Changes in High School Curriculum
High schools across the country have been adapting their curricula to meet the demands of a rapidly changing world. With a shift towards project-based learning, STEM (Science, Technology, Engineering, and Mathematics) education, and a focus on critical thinking and innovative problem-solving skills, students may not be receiving the same level of instruction in traditional test-taking skills.
As a result, students may find it more challenging to excel in standardized tests like the ACT, which often prioritize memorization and formulaic problem-solving techniques.
Stress and Mental Health Concerns
The pressure to perform well on standardized tests can have a significant impact on students’ mental health. The high-stakes nature of the ACT, coupled with the uncertainty surrounding college admissions, can contribute to increased stress and anxiety among high schoolers. This stress can, in turn, affect their test performance and lead to lower standardized test scores. However, this has already been the case, so it’s hard to control for this factor.
If you want to learn more about managing your mental health, check out our blog post on the topic here.

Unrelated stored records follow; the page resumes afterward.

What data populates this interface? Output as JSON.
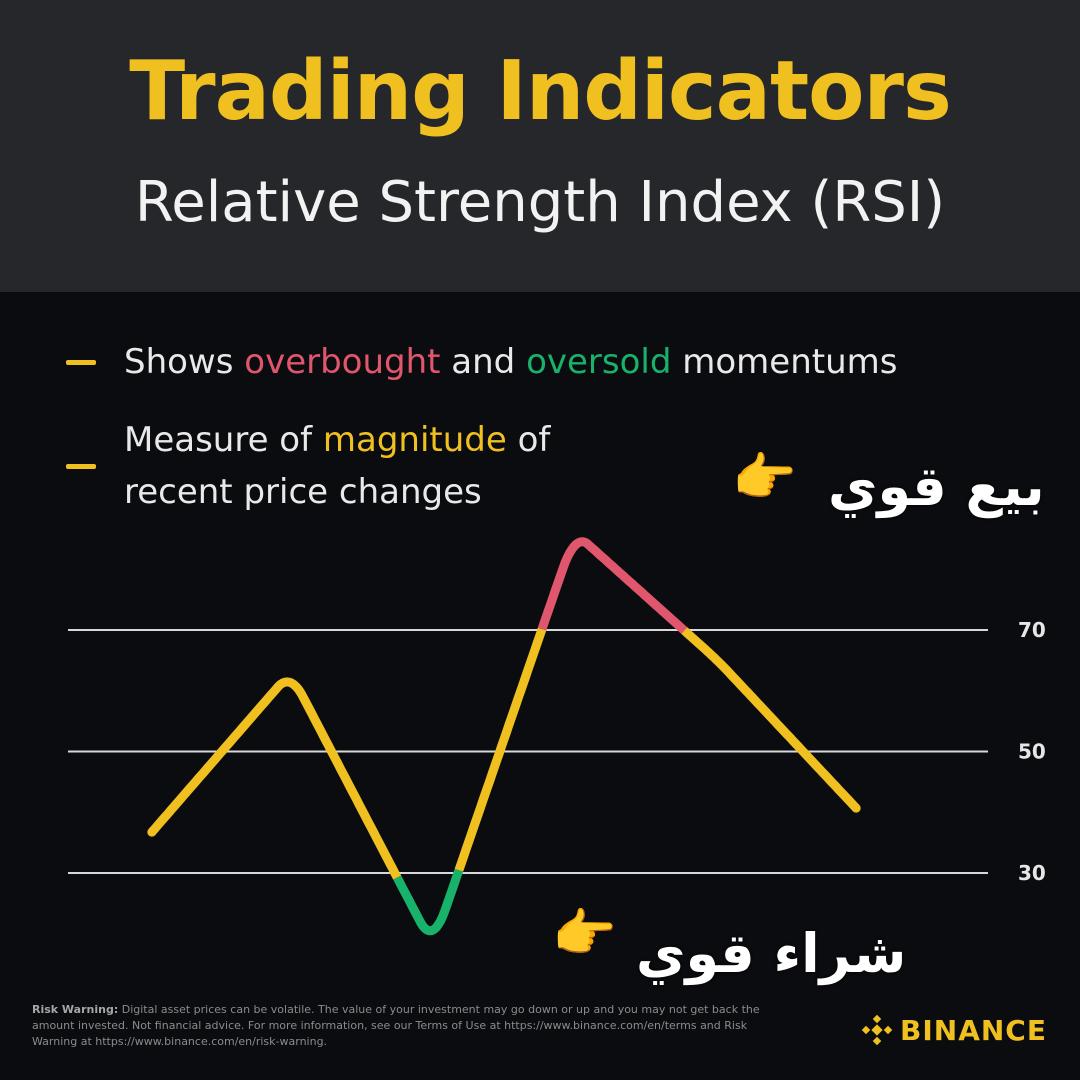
{
  "header": {
    "title": "Trading Indicators",
    "subtitle": "Relative Strength Index (RSI)"
  },
  "bullets": [
    {
      "pre": "Shows ",
      "hl1": "overbought",
      "mid": " and ",
      "hl2": "oversold",
      "post": " momentums"
    },
    {
      "pre": "Measure of ",
      "hl": "magnitude",
      "post": " of",
      "line2": "recent price changes"
    }
  ],
  "annotations": {
    "sell": {
      "text": "بيع قوي",
      "icon": "pointing-hand-icon"
    },
    "buy": {
      "text": "شراء قوي",
      "icon": "pointing-hand-icon"
    }
  },
  "risk_warning": {
    "label": "Risk Warning:",
    "text": " Digital asset prices can be volatile. The value of your investment may go down or up and you may not get back the amount invested. Not financial advice. For more information, see our Terms of Use at https://www.binance.com/en/terms and Risk Warning at https://www.binance.com/en/risk-warning."
  },
  "brand": {
    "name": "BINANCE",
    "icon": "binance-logo-icon"
  },
  "colors": {
    "accent": "#f0c020",
    "overbought": "#e0566c",
    "oversold": "#19b26b",
    "gridline": "#d8d8d8"
  },
  "chart_data": {
    "type": "line",
    "title": "Relative Strength Index (RSI)",
    "ylim": [
      15,
      90
    ],
    "yticks": [
      {
        "label": "70",
        "value": 70
      },
      {
        "label": "50",
        "value": 50
      },
      {
        "label": "30",
        "value": 30
      }
    ],
    "overbought_level": 70,
    "oversold_level": 30,
    "series": [
      {
        "x": [
          0,
          1,
          2,
          3,
          4,
          5
        ],
        "values": [
          36,
          63,
          18,
          86,
          65,
          40
        ]
      }
    ]
  }
}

The COVID-19 pandemic disrupted the education system, leading to widespread school closures and a shift to online learning for millions of students. These disruptions may have affected students’ ability to prepare effectively for standardized tests like the ACT and impacted the college admissions process in the long term. The transition to online learning presented new challenges, including issues related to internet access, technology, and distractions, all of which may have hindered students’ test preparation efforts.
The recent drop in ACT scores among high school seniors can be attributed to a combination of factors, including the shift to test-optional policies, unequal access to test prep resources, changes in high school curriculum, stress and mental health concerns, and pandemic-related disruptions.
While these factors have contributed to lower average scores, it’s important to remember that the decline in ACT scores may not necessarily reflect a decline in students’ academic abilities or probability of success in the future. As the educational landscape continues to evolve, it’s crucial for educators and policymakers to consider these factors and work towards fairer and more equitable ways of assessing students’ preparedness for higher education.